「……常識ないとか、罵ったりしないで教えてくれる?」

「この前の朝のこと、根にもってますね。私も言いすぎましたが、貴女も相当なものでしたよ?」

「……うん。あの時は、ごめんなさい」

打てば響くように会話ができる。気を遣う必要がない相手として最初から接しているせいか、イチとの言葉の応酬は楽だった。

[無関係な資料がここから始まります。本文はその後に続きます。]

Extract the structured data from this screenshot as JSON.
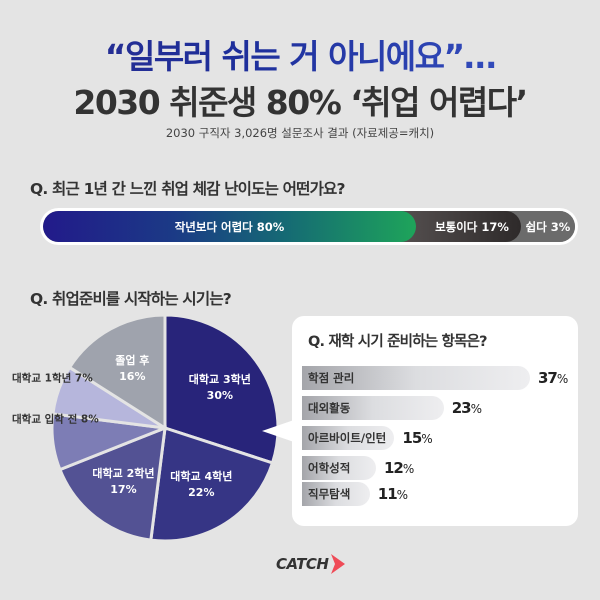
{
  "header": {
    "title_line1": "“일부러 쉬는 거 아니에요”…",
    "title_line2": "2030 취준생 80% ‘취업 어렵다’",
    "subtitle": "2030 구직자 3,026명 설문조사 결과 (자료제공=캐치)"
  },
  "q1": {
    "question": "Q. 최근 1년 간 느낀 취업 체감 난이도는 어떤가요?",
    "segments": [
      {
        "label": "작년보다 어렵다 80%",
        "value": 80,
        "color": "#1e3a88"
      },
      {
        "label": "보통이다 17%",
        "value": 17,
        "color": "#3f3a3a"
      },
      {
        "label": "쉽다 3%",
        "value": 3,
        "color": "#6b6b6b"
      }
    ]
  },
  "q2": {
    "question": "Q. 취업준비를 시작하는 시기는?",
    "slices": [
      {
        "name": "대학교 3학년",
        "pct": "30%",
        "value": 30,
        "color": "#28247a"
      },
      {
        "name": "대학교 4학년",
        "pct": "22%",
        "value": 22,
        "color": "#363585"
      },
      {
        "name": "대학교 2학년",
        "pct": "17%",
        "value": 17,
        "color": "#535294"
      },
      {
        "name": "대학교 입학 전",
        "pct": "8%",
        "value": 8,
        "color": "#7d7db5"
      },
      {
        "name": "대학교 1학년",
        "pct": "7%",
        "value": 7,
        "color": "#b6b6dc"
      },
      {
        "name": "졸업 후",
        "pct": "16%",
        "value": 16,
        "color": "#9fa3ad"
      }
    ],
    "outer_labels": {
      "first_year": "대학교 1학년 7%",
      "before_entry": "대학교 입학 전 8%"
    }
  },
  "q3": {
    "question": "Q. 재학 시기 준비하는 항목은?",
    "items": [
      {
        "label": "학점 관리",
        "value": 37,
        "num": "37",
        "unit": "%"
      },
      {
        "label": "대외활동",
        "value": 23,
        "num": "23",
        "unit": "%"
      },
      {
        "label": "아르바이트/인턴",
        "value": 15,
        "num": "15",
        "unit": "%"
      },
      {
        "label": "어학성적",
        "value": 12,
        "num": "12",
        "unit": "%"
      },
      {
        "label": "직무탐색",
        "value": 11,
        "num": "11",
        "unit": "%"
      }
    ]
  },
  "footer": {
    "logo_text": "CATCH",
    "logo_color": "#ef4b57"
  },
  "chart_data": [
    {
      "type": "bar",
      "title": "Q. 최근 1년 간 느낀 취업 체감 난이도는 어떤가요?",
      "orientation": "horizontal-stacked",
      "categories": [
        "작년보다 어렵다",
        "보통이다",
        "쉽다"
      ],
      "values": [
        80,
        17,
        3
      ],
      "unit": "%"
    },
    {
      "type": "pie",
      "title": "Q. 취업준비를 시작하는 시기는?",
      "categories": [
        "대학교 3학년",
        "대학교 4학년",
        "대학교 2학년",
        "대학교 입학 전",
        "대학교 1학년",
        "졸업 후"
      ],
      "values": [
        30,
        22,
        17,
        8,
        7,
        16
      ],
      "unit": "%"
    },
    {
      "type": "bar",
      "title": "Q. 재학 시기 준비하는 항목은?",
      "orientation": "horizontal",
      "categories": [
        "학점 관리",
        "대외활동",
        "아르바이트/인턴",
        "어학성적",
        "직무탐색"
      ],
      "values": [
        37,
        23,
        15,
        12,
        11
      ],
      "unit": "%"
    }
  ]
}
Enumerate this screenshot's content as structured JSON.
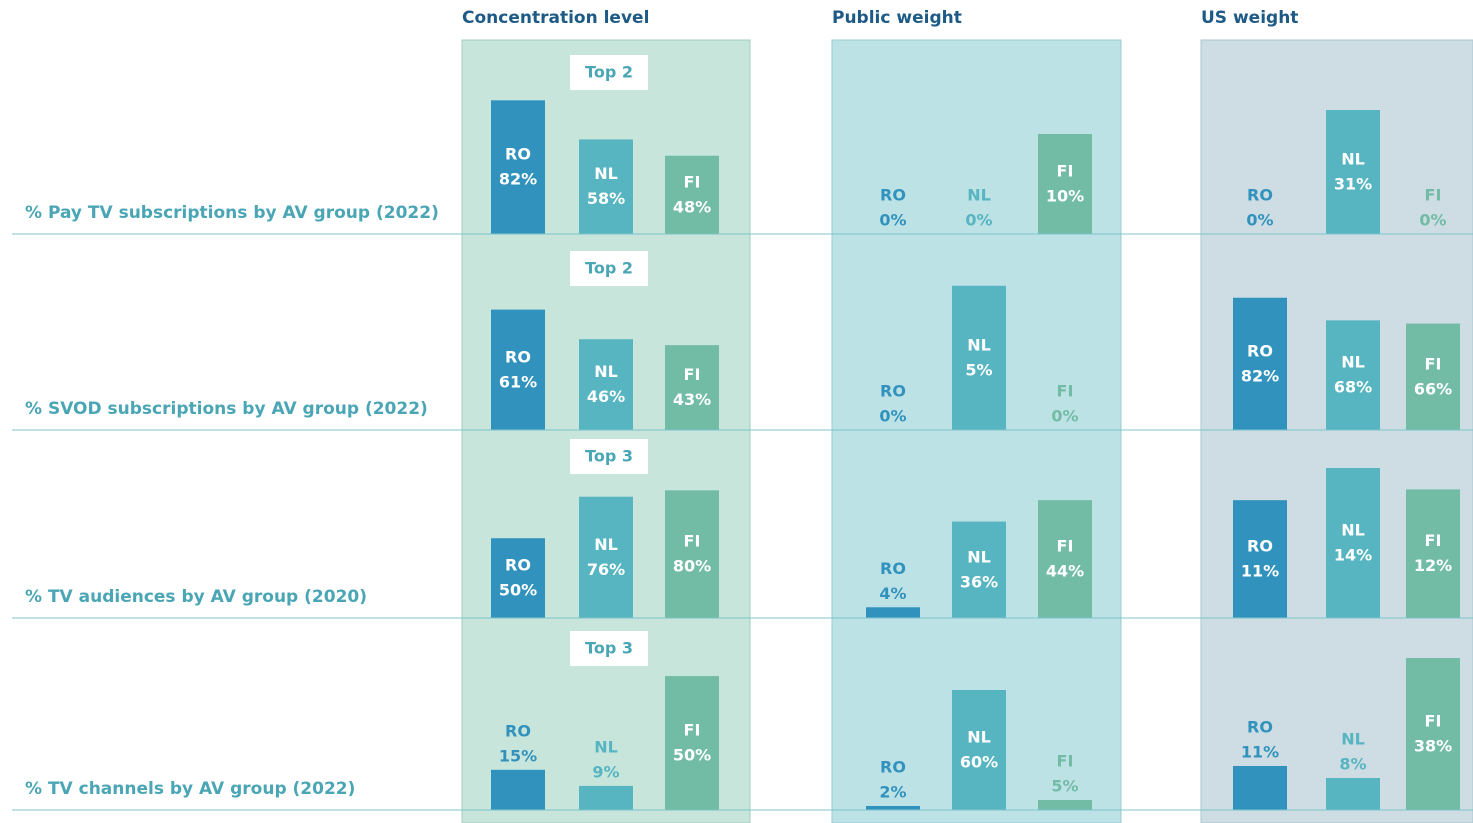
{
  "chart_data": {
    "type": "bar",
    "columns": [
      "Concentration level",
      "Public weight",
      "US weight"
    ],
    "categories": [
      "RO",
      "NL",
      "FI"
    ],
    "colors": [
      "#3193bd",
      "#57b5c2",
      "#72bca5"
    ],
    "rows": [
      {
        "label": "% Pay TV subscriptions by AV group (2022)",
        "note": "Top 2",
        "panels": [
          {
            "ylim": [
              0,
              92
            ],
            "values": [
              82,
              58,
              48
            ],
            "value_labels": [
              "82%",
              "58%",
              "48%"
            ]
          },
          {
            "ylim": [
              0,
              15
            ],
            "values": [
              0,
              0,
              10
            ],
            "value_labels": [
              "0%",
              "0%",
              "10%"
            ]
          },
          {
            "ylim": [
              0,
              37.5
            ],
            "values": [
              0,
              31,
              0
            ],
            "value_labels": [
              "0%",
              "31%",
              "0%"
            ]
          }
        ]
      },
      {
        "label": "% SVOD subscriptions by AV group (2022)",
        "note": "Top 2",
        "panels": [
          {
            "ylim": [
              0,
              76
            ],
            "values": [
              61,
              46,
              43
            ],
            "value_labels": [
              "61%",
              "46%",
              "43%"
            ]
          },
          {
            "ylim": [
              0,
              5.2
            ],
            "values": [
              0,
              5,
              0
            ],
            "value_labels": [
              "0%",
              "5%",
              "0%"
            ]
          },
          {
            "ylim": [
              0,
              93
            ],
            "values": [
              82,
              68,
              66
            ],
            "value_labels": [
              "82%",
              "68%",
              "66%"
            ]
          }
        ]
      },
      {
        "label": "% TV audiences by AV group (2020)",
        "note": "Top 3",
        "panels": [
          {
            "ylim": [
              0,
              94
            ],
            "values": [
              50,
              76,
              80
            ],
            "value_labels": [
              "50%",
              "76%",
              "80%"
            ]
          },
          {
            "ylim": [
              0,
              56
            ],
            "values": [
              4,
              36,
              44
            ],
            "value_labels": [
              "4%",
              "36%",
              "44%"
            ]
          },
          {
            "ylim": [
              0,
              14
            ],
            "values": [
              11,
              14,
              12
            ],
            "value_labels": [
              "11%",
              "14%",
              "12%"
            ]
          }
        ]
      },
      {
        "label": "% TV channels by AV group (2022)",
        "note": "Top 3",
        "panels": [
          {
            "ylim": [
              0,
              56
            ],
            "values": [
              15,
              9,
              50
            ],
            "value_labels": [
              "15%",
              "9%",
              "50%"
            ]
          },
          {
            "ylim": [
              0,
              75
            ],
            "values": [
              2,
              60,
              5
            ],
            "value_labels": [
              "2%",
              "60%",
              "5%"
            ]
          },
          {
            "ylim": [
              0,
              37.5
            ],
            "values": [
              11,
              8,
              38
            ],
            "value_labels": [
              "11%",
              "8%",
              "38%"
            ]
          }
        ]
      }
    ]
  }
}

「まぁ貴女がそうおっしゃるのなら、最初のほうの貴女の諸々の無礼も水に流しましょう。
……で、本当のところはどうなんです?」

相変わらずの偉そうな物言いも、これがこの従者の性質(たち)なのだと解れば、気にならなかった。
瞳子は、ためらいを捨てきれないながらも、口をひらく。

「セキには、言わないでくれる?」
「内容によりますね。それがセキ様のためになるなら、黙秘します」

イチの返答に微妙な気分になりつつも、瞳子は自身の本音を思いきって伝える。

「正直にいえば、迷ってる。セキのこと……嫌いじゃないし。でも、だからといって、ここに……この世界に留まるっていうのは、なんか、違うと思うし」

瞳子の言葉に、イチは盛大な溜息をついた。その反応に後悔の念を禁じ得ず、瞳子は唇をとがらせる。